In human terms, that is the distance President Obama would have had to travel to get Congress to pass his resolution on Syria.

Unknown said...

Voyager should just have stayed within a 1-day trip of its home. Travel further than that is pointless; in the same period of time it could have read a few good books on the Oort Cloud instead.

Indigo Red said...

Great. Now the Borg will know we're here.

Sam vfm #111 said...

"In human terms, that is the distance President Obama would have had to travel to get Congress to pass his resolution on Syria. "

He doesn't have go that far. Alpha Centauri would be far enough as long as it is a one-way trip.

C_Oliver said...

Anti-Obama comments in response to a Voyager probe article?!

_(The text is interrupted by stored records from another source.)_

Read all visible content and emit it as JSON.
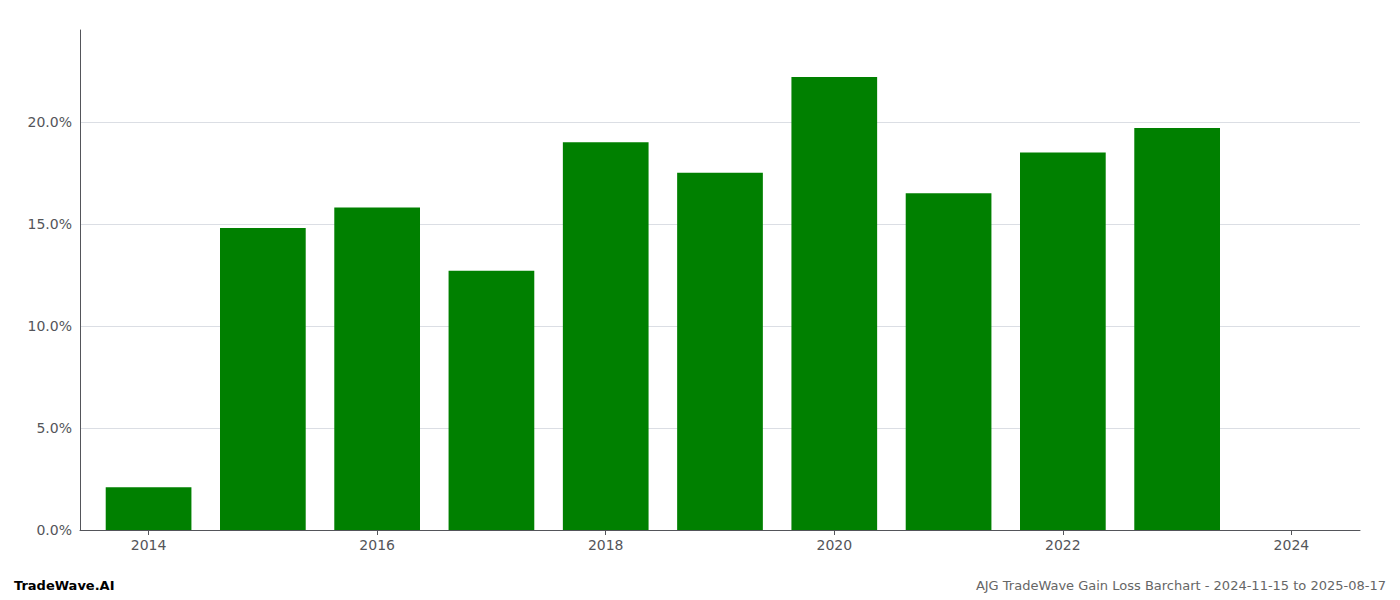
{
  "chart_data": {
    "type": "bar",
    "x": [
      2014,
      2015,
      2016,
      2017,
      2018,
      2019,
      2020,
      2021,
      2022,
      2023
    ],
    "values": [
      0.021,
      0.148,
      0.158,
      0.127,
      0.19,
      0.175,
      0.222,
      0.165,
      0.185,
      0.197
    ],
    "color": "#008000",
    "xlim": [
      2013.4,
      2024.6
    ],
    "xticks": [
      2014,
      2016,
      2018,
      2020,
      2022,
      2024
    ],
    "ylim": [
      0.0,
      0.245
    ],
    "yticks": [
      {
        "value": 0.0,
        "label": "0.0%"
      },
      {
        "value": 0.05,
        "label": "5.0%"
      },
      {
        "value": 0.1,
        "label": "10.0%"
      },
      {
        "value": 0.15,
        "label": "15.0%"
      },
      {
        "value": 0.2,
        "label": "20.0%"
      }
    ],
    "grid": true,
    "annotations": [
      "TradeWave.AI",
      "AJG TradeWave Gain Loss Barchart - 2024-11-15 to 2025-08-17"
    ]
  }
}
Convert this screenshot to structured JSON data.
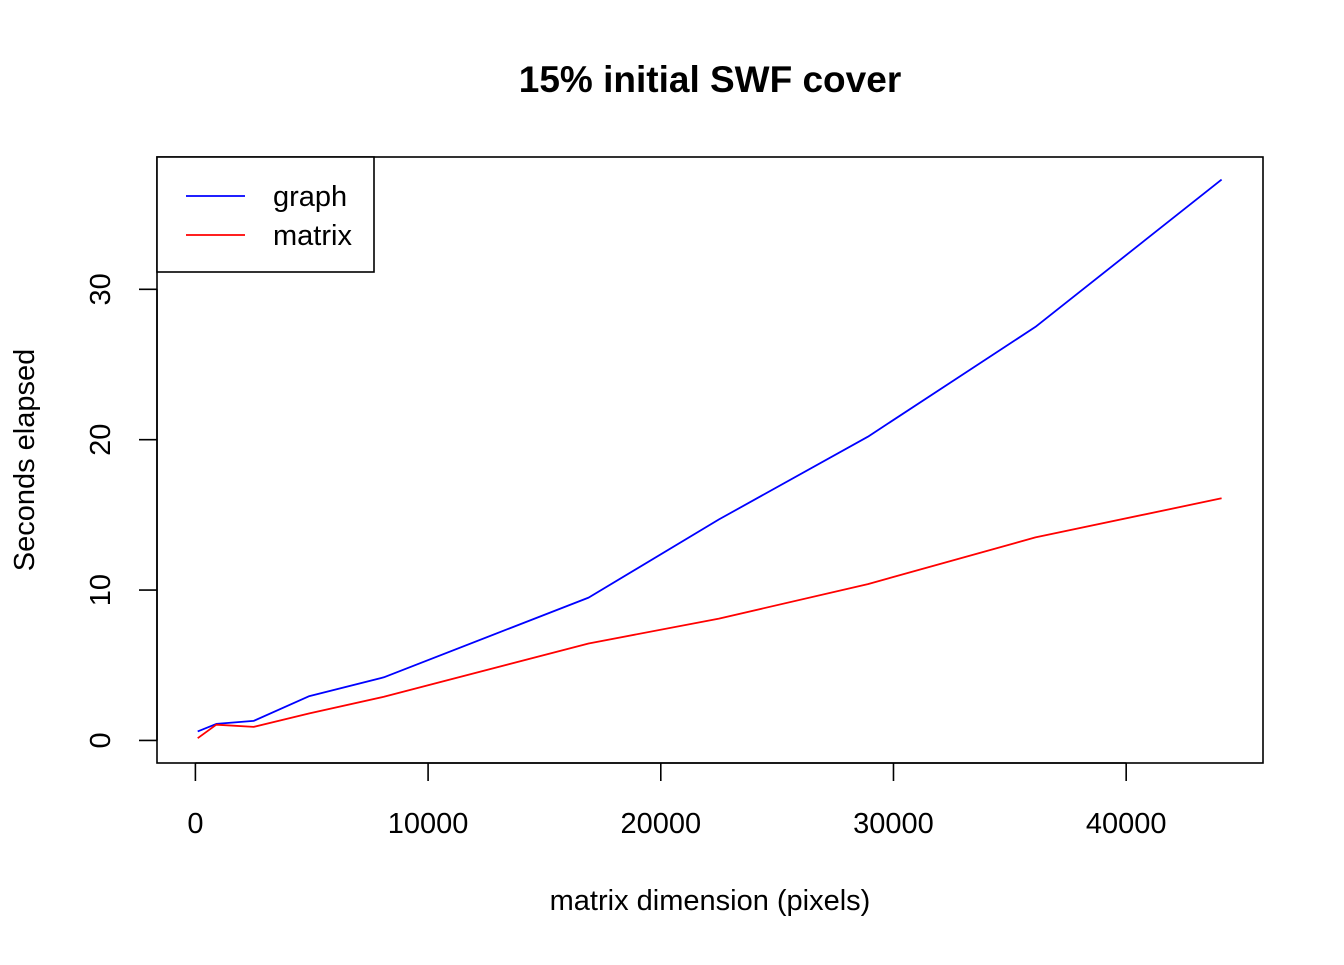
{
  "chart_data": {
    "type": "line",
    "title": "15% initial SWF cover",
    "xlabel": "matrix dimension (pixels)",
    "ylabel": "Seconds elapsed",
    "xlim": [
      -1650,
      45880
    ],
    "ylim": [
      -1.5,
      38.8
    ],
    "x_ticks": [
      0,
      10000,
      20000,
      30000,
      40000
    ],
    "x_tick_labels": [
      "0",
      "10000",
      "20000",
      "30000",
      "40000"
    ],
    "y_ticks": [
      0,
      10,
      20,
      30
    ],
    "y_tick_labels": [
      "0",
      "10",
      "20",
      "30"
    ],
    "grid": false,
    "legend_position": "top-left",
    "x": [
      100,
      900,
      2500,
      4900,
      8100,
      16900,
      22500,
      28900,
      36100,
      44100
    ],
    "series": [
      {
        "name": "graph",
        "color": "#0000ff",
        "values": [
          0.6,
          1.1,
          1.3,
          2.95,
          4.2,
          9.5,
          14.7,
          20.2,
          27.5,
          37.3
        ]
      },
      {
        "name": "matrix",
        "color": "#ff0000",
        "values": [
          0.15,
          1.05,
          0.9,
          1.8,
          2.9,
          6.45,
          8.1,
          10.4,
          13.5,
          16.1
        ]
      }
    ]
  }
}
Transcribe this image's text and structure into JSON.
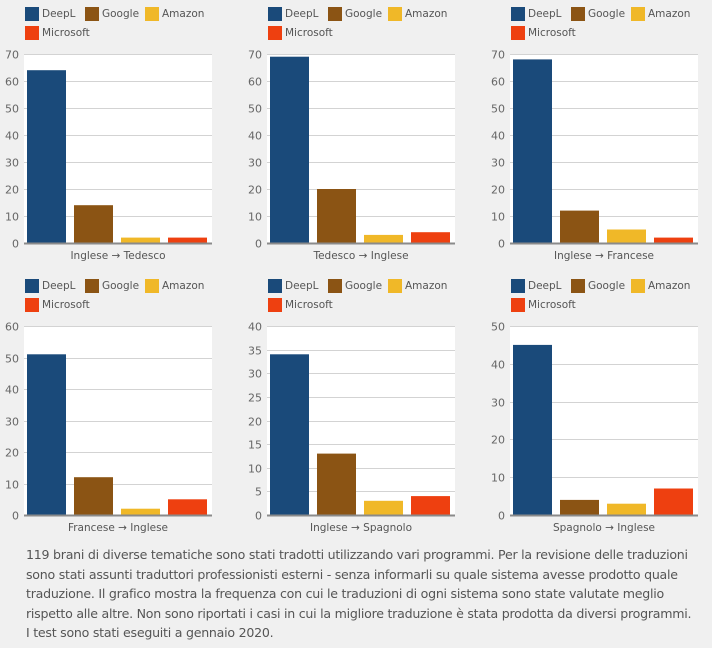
{
  "legend": [
    {
      "name": "DeepL",
      "color": "#1a4a7a"
    },
    {
      "name": "Google",
      "color": "#8b5414"
    },
    {
      "name": "Amazon",
      "color": "#f0b828"
    },
    {
      "name": "Microsoft",
      "color": "#ee4010"
    }
  ],
  "chart_data": [
    {
      "type": "bar",
      "title": "",
      "xlabel": "Inglese → Tedesco",
      "ylabel": "",
      "ylim": [
        0,
        70
      ],
      "yticks": [
        0,
        10,
        20,
        30,
        40,
        50,
        60,
        70
      ],
      "categories": [
        "DeepL",
        "Google",
        "Amazon",
        "Microsoft"
      ],
      "values": [
        64,
        14,
        2,
        2
      ],
      "grid": true,
      "legend_placement": "top-left"
    },
    {
      "type": "bar",
      "title": "",
      "xlabel": "Tedesco → Inglese",
      "ylabel": "",
      "ylim": [
        0,
        70
      ],
      "yticks": [
        0,
        10,
        20,
        30,
        40,
        50,
        60,
        70
      ],
      "categories": [
        "DeepL",
        "Google",
        "Amazon",
        "Microsoft"
      ],
      "values": [
        69,
        20,
        3,
        4
      ],
      "grid": true,
      "legend_placement": "top-left"
    },
    {
      "type": "bar",
      "title": "",
      "xlabel": "Inglese → Francese",
      "ylabel": "",
      "ylim": [
        0,
        70
      ],
      "yticks": [
        0,
        10,
        20,
        30,
        40,
        50,
        60,
        70
      ],
      "categories": [
        "DeepL",
        "Google",
        "Amazon",
        "Microsoft"
      ],
      "values": [
        68,
        12,
        5,
        2
      ],
      "grid": true,
      "legend_placement": "top-left"
    },
    {
      "type": "bar",
      "title": "",
      "xlabel": "Francese → Inglese",
      "ylabel": "",
      "ylim": [
        0,
        60
      ],
      "yticks": [
        0,
        10,
        20,
        30,
        40,
        50,
        60
      ],
      "categories": [
        "DeepL",
        "Google",
        "Amazon",
        "Microsoft"
      ],
      "values": [
        51,
        12,
        2,
        5
      ],
      "grid": true,
      "legend_placement": "top-left"
    },
    {
      "type": "bar",
      "title": "",
      "xlabel": "Inglese → Spagnolo",
      "ylabel": "",
      "ylim": [
        0,
        40
      ],
      "yticks": [
        0,
        5,
        10,
        15,
        20,
        25,
        30,
        35,
        40
      ],
      "categories": [
        "DeepL",
        "Google",
        "Amazon",
        "Microsoft"
      ],
      "values": [
        34,
        13,
        3,
        4
      ],
      "grid": true,
      "legend_placement": "top-left"
    },
    {
      "type": "bar",
      "title": "",
      "xlabel": "Spagnolo → Inglese",
      "ylabel": "",
      "ylim": [
        0,
        50
      ],
      "yticks": [
        0,
        10,
        20,
        30,
        40,
        50
      ],
      "categories": [
        "DeepL",
        "Google",
        "Amazon",
        "Microsoft"
      ],
      "values": [
        45,
        4,
        3,
        7
      ],
      "grid": true,
      "legend_placement": "top-left"
    }
  ],
  "caption": "119 brani di diverse tematiche sono stati tradotti utilizzando vari programmi. Per la revisione delle traduzioni sono stati assunti traduttori professionisti esterni - senza informarli su quale sistema avesse prodotto quale traduzione. Il grafico mostra la frequenza con cui le traduzioni di ogni sistema sono state valutate meglio rispetto alle altre. Non sono riportati i casi in cui la migliore traduzione è stata prodotta da diversi programmi. I test sono stati eseguiti a gennaio 2020."
}
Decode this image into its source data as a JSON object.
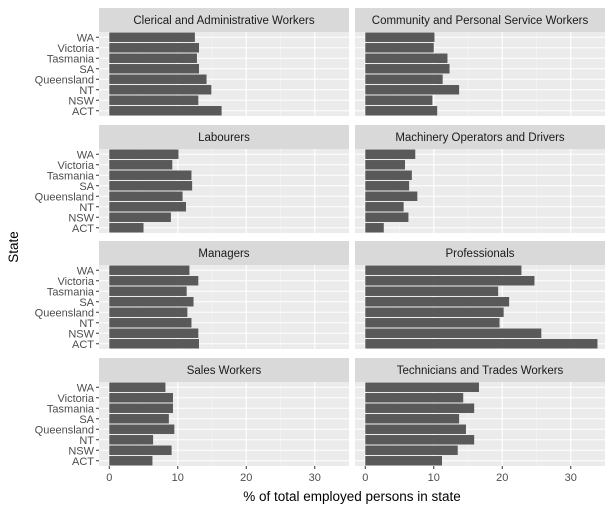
{
  "chart_data": {
    "type": "bar",
    "orientation": "horizontal",
    "facet_layout": {
      "columns": 2,
      "rows": 4
    },
    "xlabel": "% of total employed persons in state",
    "ylabel": "State",
    "xlim": [
      -1.5,
      35
    ],
    "x_ticks": [
      0,
      10,
      20,
      30
    ],
    "grid": true,
    "bar_color": "#595959",
    "categories": [
      "WA",
      "Victoria",
      "Tasmania",
      "SA",
      "Queensland",
      "NT",
      "NSW",
      "ACT"
    ],
    "facets": [
      {
        "title": "Clerical and Administrative Workers",
        "values": [
          12.5,
          13.1,
          12.8,
          13.1,
          14.2,
          14.9,
          13.0,
          16.4
        ]
      },
      {
        "title": "Community and Personal Service Workers",
        "values": [
          10.1,
          10.0,
          12.0,
          12.3,
          11.3,
          13.7,
          9.8,
          10.5
        ]
      },
      {
        "title": "Labourers",
        "values": [
          10.1,
          9.2,
          12.0,
          12.1,
          10.7,
          11.2,
          9.0,
          5.0
        ]
      },
      {
        "title": "Machinery Operators and Drivers",
        "values": [
          7.3,
          5.8,
          6.8,
          6.4,
          7.6,
          5.6,
          6.3,
          2.7
        ]
      },
      {
        "title": "Managers",
        "values": [
          11.7,
          13.0,
          11.3,
          12.3,
          11.4,
          12.0,
          13.0,
          13.1
        ]
      },
      {
        "title": "Professionals",
        "values": [
          22.8,
          24.7,
          19.4,
          21.0,
          20.2,
          19.6,
          25.7,
          33.9
        ]
      },
      {
        "title": "Sales Workers",
        "values": [
          8.2,
          9.3,
          9.3,
          8.7,
          9.5,
          6.4,
          9.1,
          6.3
        ]
      },
      {
        "title": "Technicians and Trades Workers",
        "values": [
          16.6,
          14.3,
          15.9,
          13.7,
          14.7,
          15.9,
          13.5,
          11.2
        ]
      }
    ]
  }
}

My modest proposal: a wingnut reinvention of the old surrealist game 'Exquisite Corpse'.

Pick 3 words out of Webster's completely at random, then use them in a sentence criticising the President.

I'll kick it off: orchestra, bob, Essene.

Michael McNeil said...

The nearest galaxy (besides our own) is “only” some 150,000 light years away, not 2½ million. The latter is the distance to Andromeda, which is far from being the closest galaxy.

eddie willers said...

Cassettes didn't have as fine a quality sound but were so very much more convenient.

On a related note, Ray Dolby died yesterday.